Here in Buffalo, they keep waiting for their Boys of Winter.
Dennis Vendetta is in his mid-60s. He was standing outside Duff’s with Bucolo and Matthew Vendetta, his nephews.
“I’ve been suffering for a lot of years,” he said.
He is from nearby Lockport, N.Y. and, of course, he recalls Norwood.
“It’s like something’s over Buffalo that’s stopping us from advancing as far as we want to be, or as far as we want to get to,” he said.
Something’s over Buffalo?
“Some people like to think that maybe it’s like a jinx or a something,” Vendetta said, and here Bucolo interjected: “Curse.” Vendetta continued, “A curse or something over us. The four Super Bowls in a row, Wide Right should have been ours. They just can’t seem to get that final piece of the puzzle put in place. But we just keep trudging along, and I’m getting a little bit older, and I sometimes now want to think, ‘Just please one more before I leave here’ (laugh).”
The Jets have their long-suffering fans but at least they’ll always have Jan. 12, 1969.
Jeremy Poisson was at Chiefs 27, Bills 24 at Highmark Stadium. He was wearing a Bills Starter jacket.
“Looking forward to next year. That’s what we do here in Buffalo,” he said, and chuckled.
He lives in Michigan now but knows what the Bills mean to the city.
“It is the city,” Poisson said. “They don’t have anything else.

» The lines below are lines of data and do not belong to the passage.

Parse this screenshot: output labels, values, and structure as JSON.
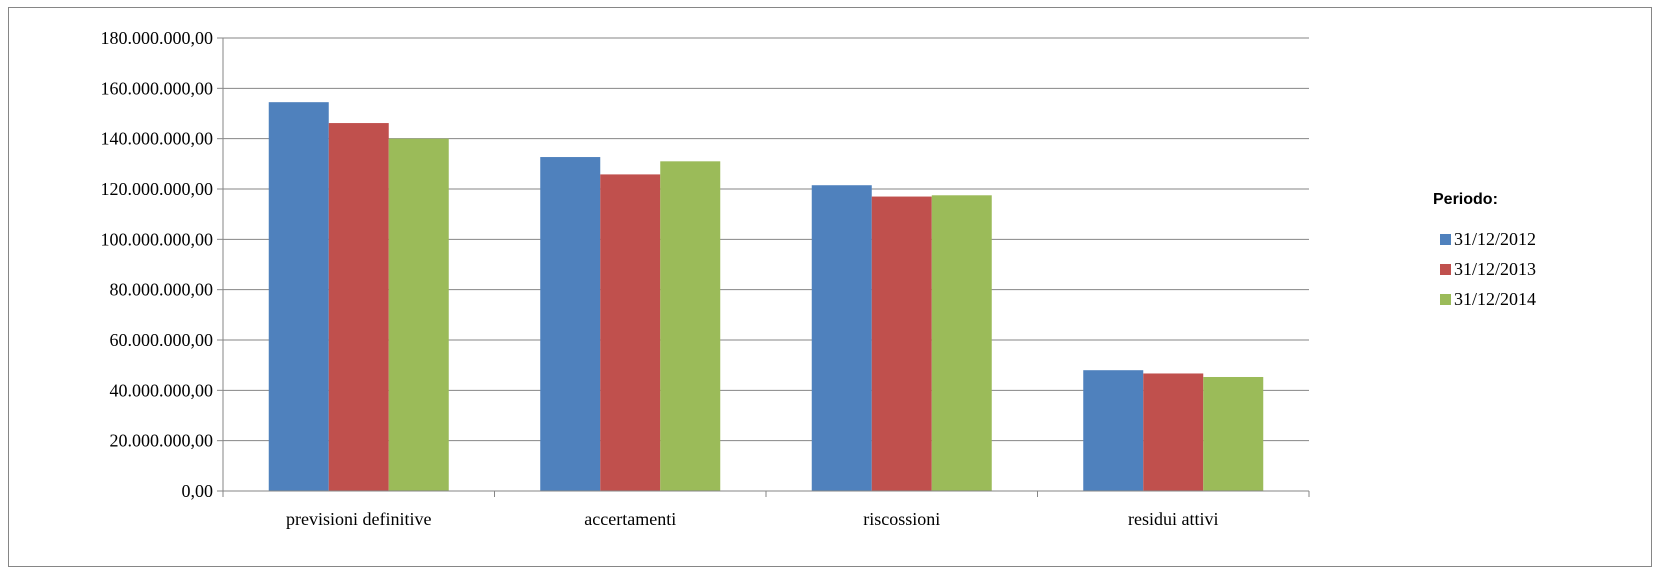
{
  "chart_data": {
    "type": "bar",
    "categories": [
      "previsioni definitive",
      "accertamenti",
      "riscossioni",
      "residui attivi"
    ],
    "series": [
      {
        "name": "31/12/2012",
        "color": "#4F81BD",
        "values": [
          154500000,
          132700000,
          121500000,
          48000000
        ]
      },
      {
        "name": "31/12/2013",
        "color": "#C0504D",
        "values": [
          146200000,
          125800000,
          117000000,
          46700000
        ]
      },
      {
        "name": "31/12/2014",
        "color": "#9BBB59",
        "values": [
          140000000,
          131000000,
          117500000,
          45300000
        ]
      }
    ],
    "ylim": [
      0,
      180000000
    ],
    "yticks": [
      {
        "value": 0,
        "label": "0,00"
      },
      {
        "value": 20000000,
        "label": "20.000.000,00"
      },
      {
        "value": 40000000,
        "label": "40.000.000,00"
      },
      {
        "value": 60000000,
        "label": "60.000.000,00"
      },
      {
        "value": 80000000,
        "label": "80.000.000,00"
      },
      {
        "value": 100000000,
        "label": "100.000.000,00"
      },
      {
        "value": 120000000,
        "label": "120.000.000,00"
      },
      {
        "value": 140000000,
        "label": "140.000.000,00"
      },
      {
        "value": 160000000,
        "label": "160.000.000,00"
      },
      {
        "value": 180000000,
        "label": "180.000.000,00"
      }
    ],
    "grid": true,
    "legend": {
      "title": "Periodo:",
      "placement": "right"
    }
  }
}
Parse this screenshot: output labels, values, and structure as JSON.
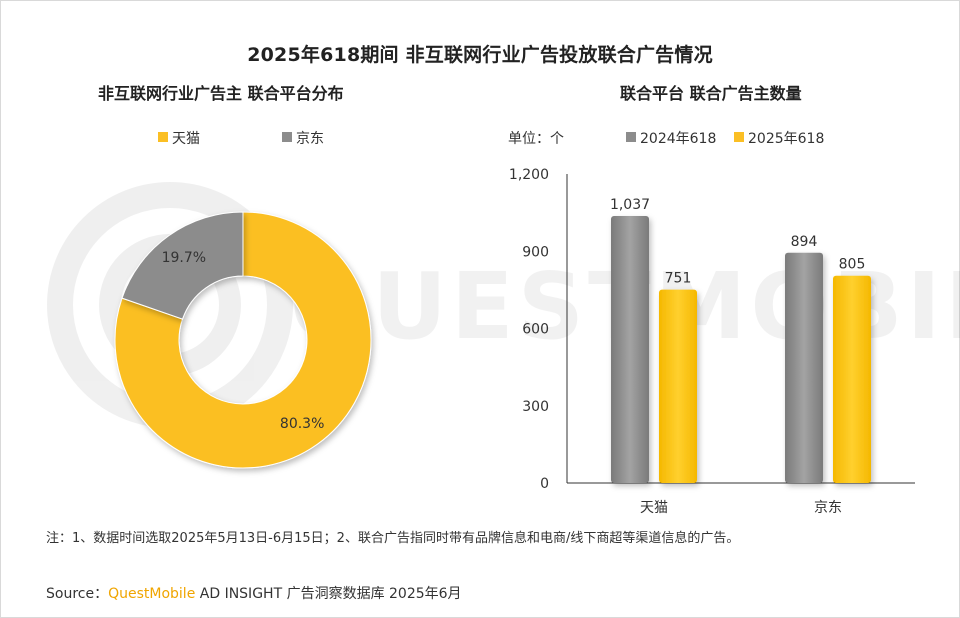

The Sabres haven’t been good, and haven’t been in the playoffs since 2011, and the Bills are really … the town will be depressed for a whole year.”
A whole year?
“I think so. ’Til the season picks up again,” Poisson said.
Jordan Fried flew in for the game from Puerto Rico. He was waiting with Poisson to be seated at Duff’s.
“His generation at least got to see the Super Bowl runs,” Fried said. “I was born in ’89, so my generation, we’ve only known the Music City Miracle [a Miracle for the Titans] — we’ve only known heartbreak. I just want to see us make it to one Bowl, right? I want to win an AFC Championship game. I have three boys at home, too. I’m starting to wonder if I’ll ever see it, so it doesn’t feel good.”
Fried’s brother-in-law Adam Goczo and father-in-law, Joszef, who was wearing a Bills wool cap, walked in and joined them. They had flown in from Budapest for the game.
“Hopefully the future is gonna be a bit brighter,” Adam Goczo said.
Jeff Jarnot had driven from Ashburn, Va., to watch Mahomes versus Josh Allen.
“Tough day today,” Jarnot said. A tough day they had not expected here. Mahomes was at their place this time. He was in Kansas City when he eliminated the Bills in the 2020 AFC Championship game and again the following year in the divisional round when he needed only the last 13 seconds to tie the game and won it in overtime with Allen never getting a chance.
“It’s just the love that’s there, and the Bills Mafia … you watch the way the Bills Mafia parties but you watch the way they donate, I mean, they’re just great people,” Jarnot said. “Friends of mine come up to games that are Baltimore fans, or Steeler fans, and they’re like, ‘Yeah you guys got something going on here.’ They just see the love that we have for our team.”
Jarnot was in college when the Jim Kelly Bills got to those four consecutive Super Bowls.
“We shoulda won the first one,” he said. That was Norwood’s Wide Right. “The other three we played some really good teams but we really shoulda won the first one.”
Sometimes you can’t help but become a fatalist. Poisson watched Wide Right I on TV. Wide Right II would haunt him in person.
“We actually thought he was gonna miss it,” Poisson said.
And now yet another winter of discontent in Buffalo.